Having an open store credit card, particularly one that offers frequent discounts or promotions, can inadvertently encourage impulse purchases or overspending. Closing such a card can remove this temptation, helping to foster more disciplined spending habits and potentially prevent the accumulation of debt. The average interest rate on store cards can be higher than general credit cards, nearing 31% in some cases, making it important to manage debt on these accounts.
However, closing a card means forfeiting any unredeemed rewards, loyalty points, or unused discounts associated with that specific retailer. Cardholders should redeem any accumulated benefits before initiating a closure to maximize their value. Additionally, closing a card simplifies your financial life by reducing the number of accounts you need to manage and monitor.
If the store credit card has an outstanding balance, pay off the entire amount before closing the account. Closing a card with a balance means interest charges will continue to accrue, and you lose the benefit of the available credit limit contributing to your utilization ratio. Paying down the balance to zero ensures you avoid future interest payments and potential negative marks on your credit report.
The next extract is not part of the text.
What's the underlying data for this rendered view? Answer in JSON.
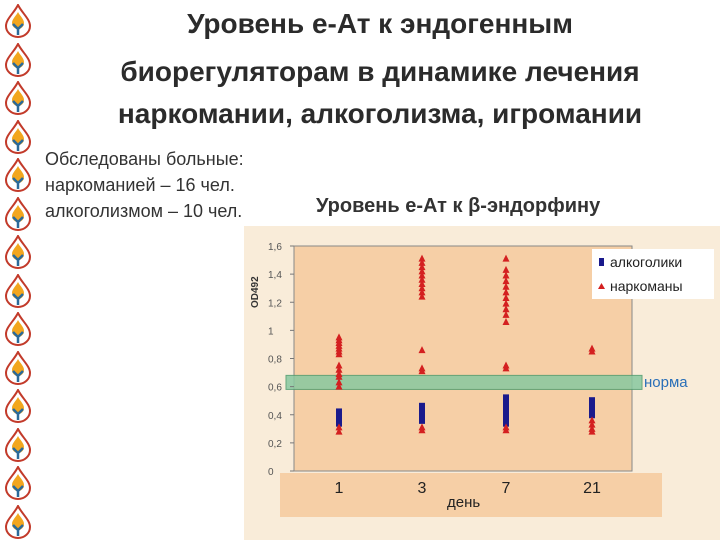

Deciding whether to close a store credit card involves weighing potential benefits against drawbacks. Consider the card’s annual fee, its age, and its credit limit. Assess your usage patterns: Do you frequently use the card, or does it primarily sit dormant? If the card encourages overspending or impulse purchases, closing it could support better financial discipline. Check if you carry a high balance on the card; paying it off before closing is important to avoid continued interest accrual and negative credit implications.
You might consider keeping a store credit card if it is a very old account with a high credit limit and a zero balance, especially if it does not have an annual fee. Such a card contributes positively to your credit history and overall available credit. If you use the card responsibly and pay it off in full each month, it can continue to support a strong credit profile.
Conversely, closing a store credit card might be a suitable option if it has a high annual fee, is rarely used, or consistently tempts you to overspend. It may also be advisable to close cards that were recently opened or have low credit limits, as their impact on your credit score is generally less significant. If you are debt-free on the card and wish to simplify your financial management, closure can be a reasonable step.
When you decide to close a store credit card, take specific steps. Redeem any accumulated rewards or discounts. Pay off any outstanding balance in full. Contact the card issuer directly to formally request the account closure and confirm that the account will be reported as “closed by cardholder” to the credit bureaus. After a few weeks, obtain copies of your credit reports from each of the three major credit bureaus to verify that the account is accurately reported as closed and that there are no remaining balances or errors.